Título: Farmácia caseira chega a comunidades isoladas
Autor: Herton Escobar
Fonte: O Estado de São Paulo, 06/01/2005, Vida &, p. A10

Pesquisadores, empresários e comunidades tradicionais do Amapá apostam na biodiversidade para alavancar a economia regional e cuidar da saúde da população nas comunidades isoladas. Com mais de 90% de seu território coberto por vegetação intocada, o Estado tem nos recursos genéticos da natureza e biológicos uma de suas principais riquezas. Enquanto cientistas e empresários pesquisam esses recursos no laboratório para entender seus segredos e transformá-los em produtos, representantes da comunidade utilizam escolas e farmácias populares para disseminar o conhecimento das ervas medicinais e remédios caseiros para quem não tem acesso a postos de saúde. No distrito de Carvão, a 55 quilômetros de Macapá, a medicina tradicional faz parte do currículo da Escola Família Agroextrativista (EFA), onde cerca de 200 alunos aprendem a praticar a agricultura orgânica e a explorar os recursos da floresta de forma sustentável. Os estudantes, de nove municípios, ficam na escola em período integral 15 dias por mês.
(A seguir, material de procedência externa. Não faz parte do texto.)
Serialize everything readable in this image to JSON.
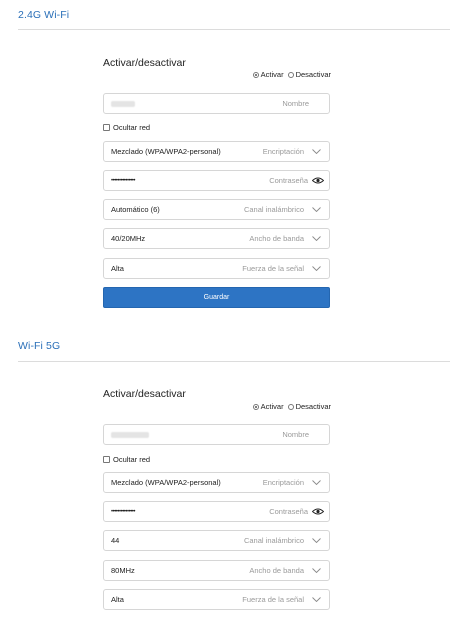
{
  "sections": [
    {
      "title": "2.4G Wi-Fi",
      "toggle_heading": "Activar/desactivar",
      "radio_on_label": "Activar",
      "radio_off_label": "Desactivar",
      "radio_selected": "Activar",
      "name_label": "Nombre",
      "hide_network_label": "Ocultar red",
      "encryption_value": "Mezclado (WPA/WPA2-personal)",
      "encryption_label": "Encriptación",
      "password_value": "•••••••••••••••",
      "password_label": "Contraseña",
      "channel_value": "Automático (6)",
      "channel_label": "Canal inalámbrico",
      "bandwidth_value": "40/20MHz",
      "bandwidth_label": "Ancho de banda",
      "signal_value": "Alta",
      "signal_label": "Fuerza de la señal",
      "save_label": "Guardar"
    },
    {
      "title": "Wi-Fi 5G",
      "toggle_heading": "Activar/desactivar",
      "radio_on_label": "Activar",
      "radio_off_label": "Desactivar",
      "radio_selected": "Activar",
      "name_label": "Nombre",
      "hide_network_label": "Ocultar red",
      "encryption_value": "Mezclado (WPA/WPA2-personal)",
      "encryption_label": "Encriptación",
      "password_value": "•••••••••••••••",
      "password_label": "Contraseña",
      "channel_value": "44",
      "channel_label": "Canal inalámbrico",
      "bandwidth_value": "80MHz",
      "bandwidth_label": "Ancho de banda",
      "signal_value": "Alta",
      "signal_label": "Fuerza de la señal"
    }
  ],
  "colors": {
    "accent": "#2a6fb8",
    "button": "#2d74c4"
  }
}
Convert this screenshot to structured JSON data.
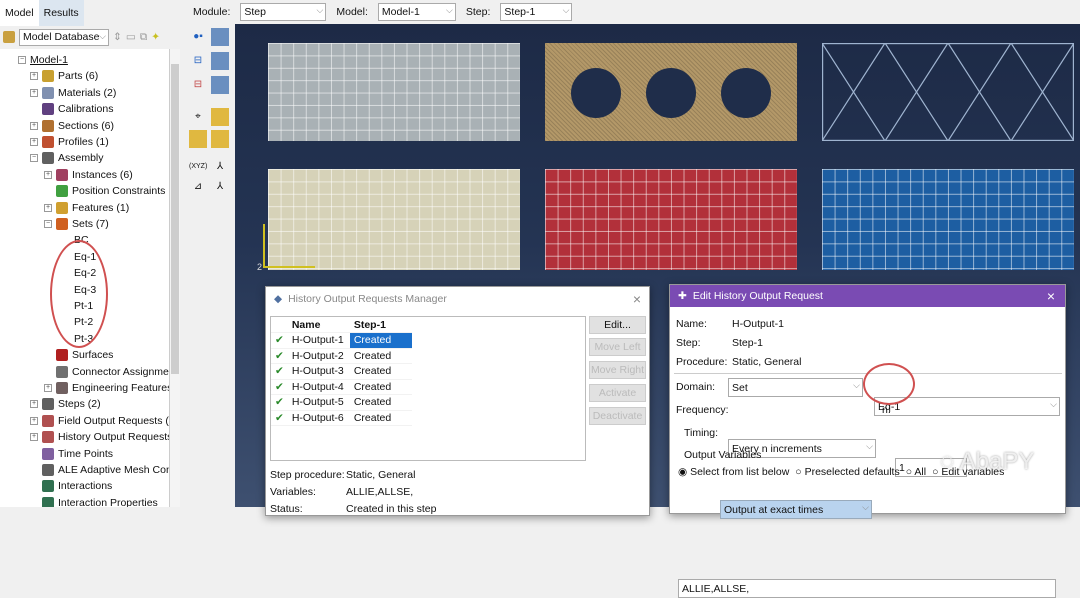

Aprendem a trabalhar com os produtos da floresta e a preparar remédios caseiros. Depois levam o conhecimento para casa e, nos outros 15 dias, são incumbidos de repassar o que aprenderam a suas famílias e comunidades. "São alunos só de áreas rurais", diz a coordenadora pedagógica Anilda Maria Santana da Silva.

Solange Monteiro de Araújo, uma das alunas, de 19 anos, aprendeu a não usar mais o fogo para abrir a roça e aproveitar a sombra das árvores para plantar variedades como banana e cupuaçu. Também aprendeu técnicas para plantar culturas variadas em um mesmo espaço - milho, mandioca, melancia, abóbora e outros -, reduzindo a necessidade de desmatar novas áreas. Tudo isso ela levou para casa rio acima e ensinou à família. "Levamos o que aprendemos e também trazemos o que a gente sabe do campo", conta. Para a farmácia doméstica, ela aprendeu duas receitas de analgésico: chá de anador e chá de marupazinho.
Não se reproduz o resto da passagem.